De diretora de investimentos à empreendedora e investidora social

Entrevista com Cristiane Pedote

“Ler ‘O Livro Tibetano do Viver e do Morrer’, de Sogyal Rinpoche, e dar início à prática da meditação, em 2012, foi definitivamente um turning point na minha vida”. É assim que Cristiane Pedote, 47 anos, formada em economia e com uma longa carreira de sucesso no mercado financeiro, define uma das melhores coisas que já fez na vida. A filosofia budista e a prática diária da meditação lhe trouxe um aprendizado profundo, que continua em formação, inclusive estudando antroposofia.

“Para mim o aprendizado se tornou, nos últimos anos, um exercício de auto reflexão. Eu tenho aprendido muito a partir das minhas ações e das reações das pessoas. Eu exercito modos de agir diferentes, vejo o impacto, e isso orienta as minhas decisões. É um processo de consciência muito presente. Quanto mais eu me observo e tomo as decisões a partir disso, mais rica, mais efetiva vai ficando a vida”, explica Cristiane.
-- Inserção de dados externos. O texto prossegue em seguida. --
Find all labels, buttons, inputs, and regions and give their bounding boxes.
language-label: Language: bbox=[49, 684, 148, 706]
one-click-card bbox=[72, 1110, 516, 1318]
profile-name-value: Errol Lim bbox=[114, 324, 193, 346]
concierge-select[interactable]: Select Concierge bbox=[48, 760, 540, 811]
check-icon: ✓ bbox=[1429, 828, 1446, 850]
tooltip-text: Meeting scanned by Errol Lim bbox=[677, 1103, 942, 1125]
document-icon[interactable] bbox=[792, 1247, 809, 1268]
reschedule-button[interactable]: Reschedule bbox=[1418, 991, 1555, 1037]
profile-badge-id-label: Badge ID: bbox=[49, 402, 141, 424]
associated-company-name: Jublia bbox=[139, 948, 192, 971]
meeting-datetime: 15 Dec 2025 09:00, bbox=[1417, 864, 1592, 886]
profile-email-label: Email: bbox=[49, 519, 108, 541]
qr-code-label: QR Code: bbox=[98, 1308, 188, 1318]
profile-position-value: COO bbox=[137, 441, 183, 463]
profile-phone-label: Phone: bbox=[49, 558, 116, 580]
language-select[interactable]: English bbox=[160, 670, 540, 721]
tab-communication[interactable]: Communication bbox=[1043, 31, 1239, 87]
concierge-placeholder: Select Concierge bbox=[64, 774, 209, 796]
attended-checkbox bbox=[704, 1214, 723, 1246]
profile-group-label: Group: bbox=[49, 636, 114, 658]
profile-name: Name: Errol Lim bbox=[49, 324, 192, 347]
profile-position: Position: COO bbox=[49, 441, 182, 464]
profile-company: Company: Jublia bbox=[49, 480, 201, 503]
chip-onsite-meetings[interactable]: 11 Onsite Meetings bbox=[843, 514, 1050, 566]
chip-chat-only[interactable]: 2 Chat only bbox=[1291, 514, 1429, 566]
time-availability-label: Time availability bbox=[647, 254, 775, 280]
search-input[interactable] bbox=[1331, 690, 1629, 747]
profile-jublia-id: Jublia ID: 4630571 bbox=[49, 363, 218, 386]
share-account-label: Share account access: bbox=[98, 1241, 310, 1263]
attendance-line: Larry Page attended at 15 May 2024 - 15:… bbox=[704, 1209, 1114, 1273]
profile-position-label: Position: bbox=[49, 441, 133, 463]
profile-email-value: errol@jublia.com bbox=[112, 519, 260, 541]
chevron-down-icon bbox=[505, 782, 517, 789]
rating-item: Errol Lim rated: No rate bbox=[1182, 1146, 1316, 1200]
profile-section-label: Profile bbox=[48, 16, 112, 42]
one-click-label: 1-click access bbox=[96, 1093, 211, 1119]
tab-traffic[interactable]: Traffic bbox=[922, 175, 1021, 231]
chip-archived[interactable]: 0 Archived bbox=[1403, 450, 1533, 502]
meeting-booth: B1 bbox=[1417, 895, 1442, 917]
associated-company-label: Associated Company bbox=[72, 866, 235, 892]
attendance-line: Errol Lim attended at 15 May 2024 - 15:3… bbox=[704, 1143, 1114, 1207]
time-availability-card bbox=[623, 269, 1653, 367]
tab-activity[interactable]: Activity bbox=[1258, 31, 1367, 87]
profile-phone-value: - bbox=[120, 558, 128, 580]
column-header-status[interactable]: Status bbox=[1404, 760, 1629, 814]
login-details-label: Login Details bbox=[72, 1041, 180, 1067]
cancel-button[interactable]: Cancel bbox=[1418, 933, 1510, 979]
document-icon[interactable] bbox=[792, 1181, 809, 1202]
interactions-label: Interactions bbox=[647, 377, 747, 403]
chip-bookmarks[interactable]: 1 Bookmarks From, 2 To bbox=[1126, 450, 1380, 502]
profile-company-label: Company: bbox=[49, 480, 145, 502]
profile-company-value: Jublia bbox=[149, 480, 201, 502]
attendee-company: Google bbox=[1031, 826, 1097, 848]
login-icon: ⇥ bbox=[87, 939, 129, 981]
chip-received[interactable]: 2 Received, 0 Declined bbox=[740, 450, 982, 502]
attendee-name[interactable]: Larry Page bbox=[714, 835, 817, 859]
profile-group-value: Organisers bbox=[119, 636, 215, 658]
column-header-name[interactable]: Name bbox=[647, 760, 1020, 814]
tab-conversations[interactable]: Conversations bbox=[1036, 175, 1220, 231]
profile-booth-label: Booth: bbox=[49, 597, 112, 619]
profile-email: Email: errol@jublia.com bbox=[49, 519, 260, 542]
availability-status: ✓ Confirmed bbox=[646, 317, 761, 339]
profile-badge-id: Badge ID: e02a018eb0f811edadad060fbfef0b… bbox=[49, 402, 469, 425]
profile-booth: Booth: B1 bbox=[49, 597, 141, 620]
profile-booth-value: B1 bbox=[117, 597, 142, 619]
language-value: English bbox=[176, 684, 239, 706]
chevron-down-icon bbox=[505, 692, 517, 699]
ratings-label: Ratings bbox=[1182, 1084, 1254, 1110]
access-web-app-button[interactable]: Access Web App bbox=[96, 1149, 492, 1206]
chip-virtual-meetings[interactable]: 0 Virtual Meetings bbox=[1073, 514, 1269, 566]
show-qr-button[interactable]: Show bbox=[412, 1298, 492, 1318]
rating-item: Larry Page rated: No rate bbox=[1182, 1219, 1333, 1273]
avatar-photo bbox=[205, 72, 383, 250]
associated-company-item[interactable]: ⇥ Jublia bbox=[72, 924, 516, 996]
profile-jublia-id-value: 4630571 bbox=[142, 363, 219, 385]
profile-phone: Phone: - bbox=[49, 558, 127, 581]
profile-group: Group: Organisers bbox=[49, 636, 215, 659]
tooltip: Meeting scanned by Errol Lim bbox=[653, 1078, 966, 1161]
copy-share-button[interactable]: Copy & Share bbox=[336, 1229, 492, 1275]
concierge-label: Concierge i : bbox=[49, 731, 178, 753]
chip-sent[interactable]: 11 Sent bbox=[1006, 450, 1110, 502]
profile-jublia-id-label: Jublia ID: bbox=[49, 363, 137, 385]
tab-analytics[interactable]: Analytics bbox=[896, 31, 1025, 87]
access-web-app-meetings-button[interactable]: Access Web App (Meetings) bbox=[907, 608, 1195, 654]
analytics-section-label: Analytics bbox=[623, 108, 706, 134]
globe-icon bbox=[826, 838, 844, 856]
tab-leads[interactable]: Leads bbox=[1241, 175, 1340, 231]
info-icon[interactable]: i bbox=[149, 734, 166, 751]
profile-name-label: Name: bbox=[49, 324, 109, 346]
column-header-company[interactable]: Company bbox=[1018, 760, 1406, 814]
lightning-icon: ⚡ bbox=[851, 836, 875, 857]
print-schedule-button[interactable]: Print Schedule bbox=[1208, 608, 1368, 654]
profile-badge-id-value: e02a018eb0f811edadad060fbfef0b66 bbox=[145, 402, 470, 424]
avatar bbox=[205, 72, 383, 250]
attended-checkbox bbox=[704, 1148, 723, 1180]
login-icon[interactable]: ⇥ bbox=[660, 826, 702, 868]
Com foco na independência financeira, desde menina, a empreendedora e investidora social relembrou as principais influências na construção da sua personalidade. Além dos pais, o avô paterno e a personagem Emília, de Monteiro Lobato, são suas grandes referências. “Meu avô era uma pessoa muito determinada, falava o que pensava, às vezes um pouco duro. Ele definitivamente me influenciou bastante. Já Emília eu conheci aos oito anos, quando ganhei a coleção completa de Monteiro Lobato, e me encantava com a sua audácia, uma figura feminina que ousava”, ressalta.

No início de 2016, Cristiane deixou o importante cargo corporativo de diretora da Barclays, banco de investimento, onde atuou por 13 anos, para se dedicar 100% a projetos e trabalhos em que possa se envolver, com o devido impacto social que estes representam. “Desde fevereiro o que norteia as minhas escolhas são posições que me permitam fazer várias coisas simultâneas. Pode ser tanto remunerado como pro bono. O importante é a minha atuação como agente de transformação”.

Além de mentora do Visionários, plataforma inovadora que estimula o empreendedorismo social, além de outras instituições, Cristiane é fundadora de Pulsara, projeto que tem o objetivo de maximizar a capacidade das pessoas de contribuir umas com as outras. “Até 2014 estava voltada 100% ao universo corporativo. Foi quando comecei a atuar com empreendedores de redes diversas e pude constatar que a minha bagagem não é restrita ao universo financeiro, mas pode ser traduzida a outros universos. Isso me mostrou que sou uma profissional versátil, posso ajudar, colaborar, compartilhar a experiência que conquistei ao longo dessa trajetória de mais de 20 anos. Foi daí que criei a Pulsara, espaço em que pessoas que transitam por áreas completamente diferentes possam se encontrar a partir de uma busca comum”, explica.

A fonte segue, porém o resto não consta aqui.